The prevalence of diabetes is rising. According to Diabetes Atlas 2017, 425 million people suffer from diabetes worldwide; the prevalence rate in Korea is 14.4% according to the Diabetes Fact Sheet 2018 [1 2]. Type 2 diabetes mellitus (T2DM) is caused by derangements in multiple organs and by various pathophysiological abnormalities, such that it is implicated in many other diseases related to insulin resistance and obesity, such as nonalcoholic fatty liver disease (NAFLD), sleep apnea, arthritis, cardiovascular disease (CVD), and metabolic syndrome (MetS) [3 4].
NAFLD is considered the hepatic manifestation of ectopic fat accumulation caused by abdominal obesity and insulin resistance; its presence also reflects visceral, intramuscular, epicardial, and perivascular fat accumulation. Recent evidence suggests that NAFLD should be considered a cardiovascular risk factor [4]. NAFLD is a strong clinical signal for insulin resistance and MetS, and is considered a confirmative risk factor for T2DM [2]. Prevalence of NAFLD in patients with T2DM is much higher than in the general population. This review summarizes the epidemiology of NAFLD relative to T2DM, and compares various approaches to diagnose and assess NAFLD characteristics, including steatohepatitis and fibrosis.

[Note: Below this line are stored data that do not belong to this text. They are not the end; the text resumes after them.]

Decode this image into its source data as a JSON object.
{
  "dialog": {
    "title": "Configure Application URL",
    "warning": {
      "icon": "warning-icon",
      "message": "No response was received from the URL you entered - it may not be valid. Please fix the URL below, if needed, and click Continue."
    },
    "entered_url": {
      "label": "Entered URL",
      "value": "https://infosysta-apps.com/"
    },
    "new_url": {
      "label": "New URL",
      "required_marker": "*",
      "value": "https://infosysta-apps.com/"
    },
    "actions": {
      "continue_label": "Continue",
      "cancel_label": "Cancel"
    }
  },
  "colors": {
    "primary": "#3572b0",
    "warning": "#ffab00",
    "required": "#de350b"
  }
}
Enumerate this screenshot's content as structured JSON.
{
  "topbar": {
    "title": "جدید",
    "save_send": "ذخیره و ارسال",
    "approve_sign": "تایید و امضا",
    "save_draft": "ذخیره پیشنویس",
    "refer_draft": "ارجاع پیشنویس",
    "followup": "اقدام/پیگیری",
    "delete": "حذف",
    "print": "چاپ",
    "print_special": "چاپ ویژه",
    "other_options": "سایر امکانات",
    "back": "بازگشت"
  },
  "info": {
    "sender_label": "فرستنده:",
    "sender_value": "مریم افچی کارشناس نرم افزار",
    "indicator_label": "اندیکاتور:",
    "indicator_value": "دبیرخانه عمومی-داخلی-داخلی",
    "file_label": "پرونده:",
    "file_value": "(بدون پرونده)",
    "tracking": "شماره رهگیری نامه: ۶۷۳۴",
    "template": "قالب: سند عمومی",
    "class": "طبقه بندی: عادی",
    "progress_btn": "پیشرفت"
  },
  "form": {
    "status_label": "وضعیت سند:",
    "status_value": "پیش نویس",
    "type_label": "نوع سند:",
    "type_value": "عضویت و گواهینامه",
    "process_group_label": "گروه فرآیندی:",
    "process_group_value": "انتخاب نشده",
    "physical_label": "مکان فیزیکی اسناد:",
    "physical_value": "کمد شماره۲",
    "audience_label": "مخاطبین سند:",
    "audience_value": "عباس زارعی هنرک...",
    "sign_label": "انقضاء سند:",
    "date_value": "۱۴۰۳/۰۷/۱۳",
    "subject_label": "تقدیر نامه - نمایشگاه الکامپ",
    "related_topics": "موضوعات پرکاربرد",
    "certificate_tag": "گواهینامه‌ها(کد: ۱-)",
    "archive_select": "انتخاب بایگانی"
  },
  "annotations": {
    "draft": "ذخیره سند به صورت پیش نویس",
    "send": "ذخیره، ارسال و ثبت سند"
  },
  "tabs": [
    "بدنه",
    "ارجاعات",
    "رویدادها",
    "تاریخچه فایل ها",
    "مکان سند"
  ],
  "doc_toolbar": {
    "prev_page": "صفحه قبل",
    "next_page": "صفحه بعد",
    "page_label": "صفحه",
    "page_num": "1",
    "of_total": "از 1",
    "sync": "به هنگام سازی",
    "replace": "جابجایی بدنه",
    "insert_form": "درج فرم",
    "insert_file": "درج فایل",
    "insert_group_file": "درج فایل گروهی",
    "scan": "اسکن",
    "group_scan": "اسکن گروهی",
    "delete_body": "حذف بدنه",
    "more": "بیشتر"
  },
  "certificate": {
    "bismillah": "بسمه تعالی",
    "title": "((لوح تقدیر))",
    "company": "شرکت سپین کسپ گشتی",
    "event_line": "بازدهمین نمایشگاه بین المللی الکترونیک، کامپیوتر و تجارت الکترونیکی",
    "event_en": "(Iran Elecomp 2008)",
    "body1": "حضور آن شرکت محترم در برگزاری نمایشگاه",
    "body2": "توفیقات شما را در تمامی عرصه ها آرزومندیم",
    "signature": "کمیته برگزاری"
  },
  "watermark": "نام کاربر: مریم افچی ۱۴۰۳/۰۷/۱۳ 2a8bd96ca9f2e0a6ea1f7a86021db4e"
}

PREVALENCE OF NAFLD IN THE GENERAL POPULATION

The current prevalence of NAFLD is proportional to increased rates of obesity. NAFLD incidence in the general population is about 25%, but it rises to more than 90% for very obese individuals undergoing weight reduction procedures/surgeries [5]. In addition, like obesity, NAFLD displays different characteristics among various ethnic groups and across countries [6].
In the general Korean population, some discrepancies exist in NAFLD prevalence. In a study by Park et al. [7] in which 4,967 young, healthy Koreans participated in a health screening program, the age-adjusted NAFLD prevalence rate was 21.6% (men), 11.2% (women), and 16.1% in the whole population. According to Jeong et al. [8], in a cross-sectional study of 140,000 participants in a health screening program, the NAFLD prevalence rate was 25.2%, with some differences based on where participants lived.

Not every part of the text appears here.